Spam and Pineapple Upside-Down Bake

A retro twist on the classic pineapple upside-down cake, this savory-sweet dish is perfect for showcasing Spam in a delightfully unexpected way. It’s quirky, colorful, and bursting with mid-century charm! Ingredients

Ingredients
  

  • 12 ounces Spam sliced into 8 thin pieces
  • 1 can 20 ounces pineapple slices, drained (reserve juice)
  • 8 maraschino cherries
  • 1/3 cup brown sugar
  • 2 tablespoons butter melted
  • 1 tube 8 ounces refrigerated biscuit dough
  • 1/4 teaspoon ground ginger
  • 1/4 teaspoon ground cinnamon

Instructions
 

  • Preheat the oven to 375°F.
  • In a 9×9-inch baking dish, mix the melted butter and brown sugar, spreading it evenly across the bottom.
  • Arrange pineapple slices in the dish.
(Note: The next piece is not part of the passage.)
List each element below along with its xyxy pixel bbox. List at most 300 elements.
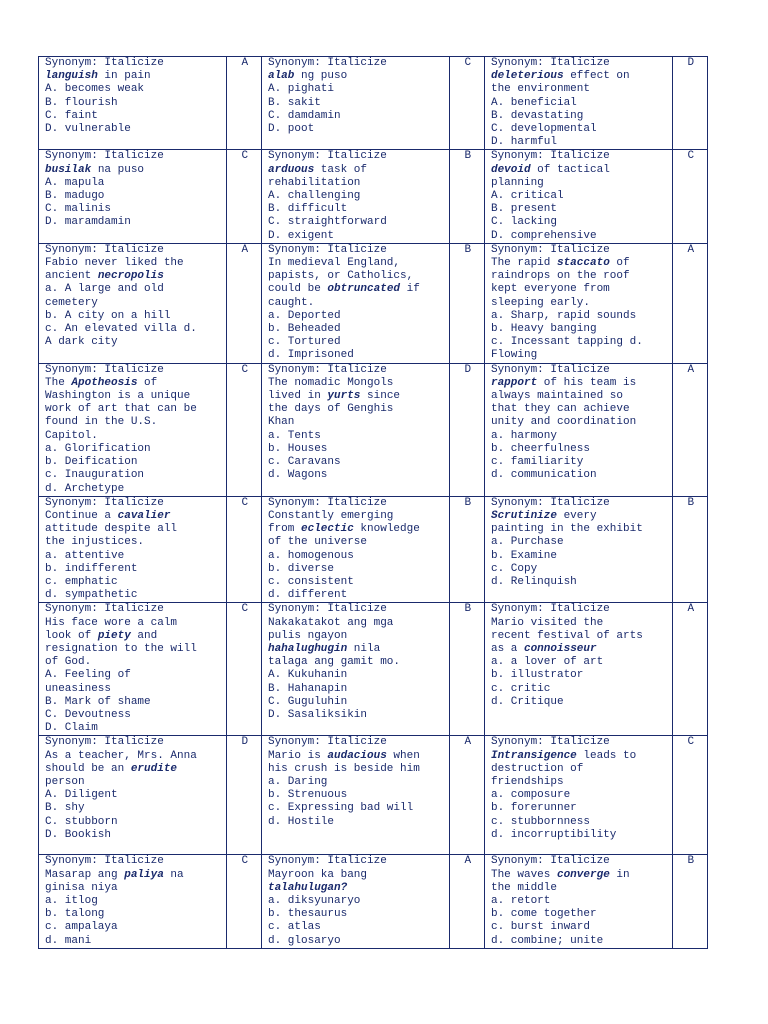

Place a maraschino cherry in the center of each pineapple ring.
  • Lay the Spam slices on top of the pineapple rings.
  • Sprinkle ground ginger and cinnamon over the Spam and pineapple for added flavor.
  • Roll out the biscuit dough and cut it into pieces to fit over the Spam layer, covering the top.
  • Bake for 20–25 minutes, or until the biscuit topping is golden brown and cooked through.
  • Let the bake cool for 5 minutes, then invert it onto a serving platter so the pineapple layer is on top.
  • Serve warm and enjoy this delightful blend of sweet and savory flavors, straight out of the 1950s!

Notes

This recipe embodies the fun, playful spirit of vintage Spam recipes, combining tropical flair with that iconic canned meat for a crowd-pleasing dish.